Sure, one of the things we love the most about mountain biking are the memories shared with our crew as we slay singletrack and then eat enormous burritos afterwards all the while sharing stories of falls, bailouts, and near catastrophes. But there are simply times when we want to ride alone ... when we crave solitude. If we're honest we never get to ride as much as we'd like nor as much as we may communicate on social media. So when we do ride we savor these precious experiences like we do in the mornings when we cling to our coffee hoping that the caffeine would kick in sooner rather than later.

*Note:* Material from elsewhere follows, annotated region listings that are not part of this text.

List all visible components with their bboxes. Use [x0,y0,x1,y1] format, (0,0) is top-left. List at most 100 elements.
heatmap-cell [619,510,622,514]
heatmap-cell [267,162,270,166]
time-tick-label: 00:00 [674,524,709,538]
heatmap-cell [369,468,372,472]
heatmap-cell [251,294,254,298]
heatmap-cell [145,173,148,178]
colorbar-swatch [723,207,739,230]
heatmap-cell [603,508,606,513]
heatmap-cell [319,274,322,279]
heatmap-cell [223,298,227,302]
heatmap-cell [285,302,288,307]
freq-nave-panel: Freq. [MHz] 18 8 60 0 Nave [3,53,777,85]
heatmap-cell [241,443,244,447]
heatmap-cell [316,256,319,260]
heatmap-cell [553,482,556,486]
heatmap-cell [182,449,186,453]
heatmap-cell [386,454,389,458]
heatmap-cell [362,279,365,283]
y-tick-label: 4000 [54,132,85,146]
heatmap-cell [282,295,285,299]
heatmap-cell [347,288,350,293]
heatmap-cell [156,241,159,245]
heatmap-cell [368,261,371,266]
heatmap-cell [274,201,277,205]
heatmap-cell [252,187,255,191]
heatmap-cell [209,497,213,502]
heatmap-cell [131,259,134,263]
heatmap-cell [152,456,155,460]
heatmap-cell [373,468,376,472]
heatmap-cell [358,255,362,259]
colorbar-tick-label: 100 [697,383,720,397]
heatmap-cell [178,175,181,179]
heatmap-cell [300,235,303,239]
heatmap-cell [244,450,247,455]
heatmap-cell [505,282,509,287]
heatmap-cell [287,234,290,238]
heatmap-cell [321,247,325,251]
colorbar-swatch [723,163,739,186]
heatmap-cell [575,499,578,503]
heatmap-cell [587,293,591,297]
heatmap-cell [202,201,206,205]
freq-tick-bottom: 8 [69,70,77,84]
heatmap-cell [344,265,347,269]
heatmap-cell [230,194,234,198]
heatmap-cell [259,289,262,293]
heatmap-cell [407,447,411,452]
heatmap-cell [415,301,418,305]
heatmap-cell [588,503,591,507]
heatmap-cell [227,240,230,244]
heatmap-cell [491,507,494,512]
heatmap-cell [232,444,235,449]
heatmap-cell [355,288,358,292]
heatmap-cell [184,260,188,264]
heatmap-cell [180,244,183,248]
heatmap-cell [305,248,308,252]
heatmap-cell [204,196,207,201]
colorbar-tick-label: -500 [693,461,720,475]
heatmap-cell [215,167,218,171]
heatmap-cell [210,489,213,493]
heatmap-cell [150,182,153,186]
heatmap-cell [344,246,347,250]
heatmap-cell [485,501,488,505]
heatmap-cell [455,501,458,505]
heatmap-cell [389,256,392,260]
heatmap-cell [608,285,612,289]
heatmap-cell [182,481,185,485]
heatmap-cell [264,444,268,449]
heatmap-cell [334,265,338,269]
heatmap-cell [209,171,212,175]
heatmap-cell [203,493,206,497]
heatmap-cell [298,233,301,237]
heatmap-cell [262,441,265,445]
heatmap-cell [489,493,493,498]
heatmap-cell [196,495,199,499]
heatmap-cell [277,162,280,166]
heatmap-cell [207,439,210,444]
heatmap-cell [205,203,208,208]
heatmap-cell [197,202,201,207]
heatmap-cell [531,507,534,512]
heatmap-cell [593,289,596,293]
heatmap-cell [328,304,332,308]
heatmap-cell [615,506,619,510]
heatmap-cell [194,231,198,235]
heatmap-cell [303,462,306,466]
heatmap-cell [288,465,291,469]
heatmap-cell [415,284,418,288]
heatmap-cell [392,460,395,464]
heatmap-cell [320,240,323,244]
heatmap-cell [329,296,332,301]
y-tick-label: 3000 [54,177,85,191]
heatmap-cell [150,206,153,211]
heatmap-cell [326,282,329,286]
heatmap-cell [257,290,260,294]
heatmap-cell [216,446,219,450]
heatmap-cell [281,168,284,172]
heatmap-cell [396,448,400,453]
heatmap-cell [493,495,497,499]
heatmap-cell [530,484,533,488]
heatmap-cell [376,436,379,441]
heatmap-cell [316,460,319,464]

I end up out on the trail a couple of times a week. Once usually midweek and then again on the weekend. My midweek lunch time ride is when I crave and live out this solitude. Since it is over an extended lunch I can't venture too far away from humanity, but I enjoy the time alone.

Sometimes we're afraid of solitude. Not the kind where we fear a devastating injury miles from the trailhead, but the kind where in our sensory-overloaded society it means we have to think. When we ride alone we have ample time to reflect, process, and reminisce. On the descents I do my best not to think (too busy reacting and dodging) but on the slow methodical climbs my mind wanders. By midweek my mind races to the next deadline, upcoming projects, email correspondence left unattended, stressful conversations, and so on. But when I ride alone I don't let my mind go to work. Instead, I dream. I wonder. I wander.

Sometimes I daydream of silly things like new bike parts (who doesn't???) but most of the time the reprieve of solitude has me reflecting on great times and memories. While there are many reasons why we love to ride from exercise to competition to camaraderie we should add another to the list ... solitude. To get out alone. To remember why we love to ride. To let the only sounds be that of the whooshing air on the descents or our belabored breathing on the climbs.

Unplug. Don't log into your Strava. Ride alone. Reflect. Remember. Enjoy. (But don't forget to tell someone where you're going "just in case."). Wonder. Wander.